Members of the Royal Family have visited the Queen at Windsor Castle following the duke’s death on Friday.
The Countess of Wessex said “the Queen has been amazing” as she left the castle with the Earl of Wessex on Saturday.
The Duke of York also visited on Saturday, while the Prince of Wales travelled there on Friday afternoon.
On the day of the funeral, Prince Philip’s coffin will be moved a short distance to St George’s Chapel for the service.
Members of the Royal Family including the Prince of Wales will walk behind the coffin, and the Queen will travel separately to the chapel.
After the service, the duke will be interred in the Royal Vault of the chapel.
Members of the public have been asked not to attend any of the funeral events, in line with public health advice, and the Royal Family has asked people not to leave flowers and tributes at royal residences.
On the Royal Family website, members of the public are asked to consider making a donation to a charity instead of leaving floral tributes in memory of the duke. An online book of condolence is also available for the public to post their personal tributes.
All UK government buildings have been told to fly official flags at half-mast in tribute to the duke until 08:00 on the day after the duke’s funeral.

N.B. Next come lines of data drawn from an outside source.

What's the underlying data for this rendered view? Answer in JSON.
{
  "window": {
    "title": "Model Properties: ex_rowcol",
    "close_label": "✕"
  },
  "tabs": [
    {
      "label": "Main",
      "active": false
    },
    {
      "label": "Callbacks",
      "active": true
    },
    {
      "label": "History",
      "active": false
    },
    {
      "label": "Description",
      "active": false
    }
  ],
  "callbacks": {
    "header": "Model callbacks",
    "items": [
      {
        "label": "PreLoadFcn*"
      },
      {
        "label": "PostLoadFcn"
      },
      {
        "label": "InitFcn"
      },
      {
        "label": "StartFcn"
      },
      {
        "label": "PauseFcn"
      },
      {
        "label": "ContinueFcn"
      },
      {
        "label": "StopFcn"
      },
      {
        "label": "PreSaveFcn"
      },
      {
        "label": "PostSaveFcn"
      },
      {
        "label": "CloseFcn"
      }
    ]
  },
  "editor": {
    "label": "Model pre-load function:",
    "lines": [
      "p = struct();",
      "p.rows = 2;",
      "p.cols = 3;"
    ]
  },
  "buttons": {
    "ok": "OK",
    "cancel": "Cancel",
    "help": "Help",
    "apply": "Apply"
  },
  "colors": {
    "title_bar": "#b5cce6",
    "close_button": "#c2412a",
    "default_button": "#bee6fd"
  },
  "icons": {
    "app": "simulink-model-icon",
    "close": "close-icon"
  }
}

Under earlier arrangements for the days after the duke’s death, codenamed Forth Bridge, thousands of people would have been expected to gather in London and Windsor, with some even camping out to get a vantage point to watch the military procession.
Hundreds of members of the armed forces would also have lined the streets in honour of the duke, alongside thousands of police officers to keep control of the crowds.
But since the pandemic began, organisers have been working on contingency plans which would avoid attracting mass gatherings in the event that the duke died.
Announcing the duke’s death on Friday, Buckingham Palace said: “It is with deep sorrow that Her Majesty the Queen announces the death of her beloved husband.
“The Royal Family join with people around the world in mourning his loss.”
In tribute to the duke, saluting batteries fired 41 rounds on Saturday in cities including London, Edinburgh and Cardiff, and at Hillsborough Castle in County Down. Guns were also fired in Gibraltar.
Royal Navy ships at sea, including HMS Diamond and HMS Montrose, also fired the salute in honour of the duke, who served as a naval officer during World War Two and held the office of Lord High Admiral.
A two-minute silence was held ahead of the Grand National at Aintree Racecourse in memory of the duke, who was an honorary member of the Jockey Club.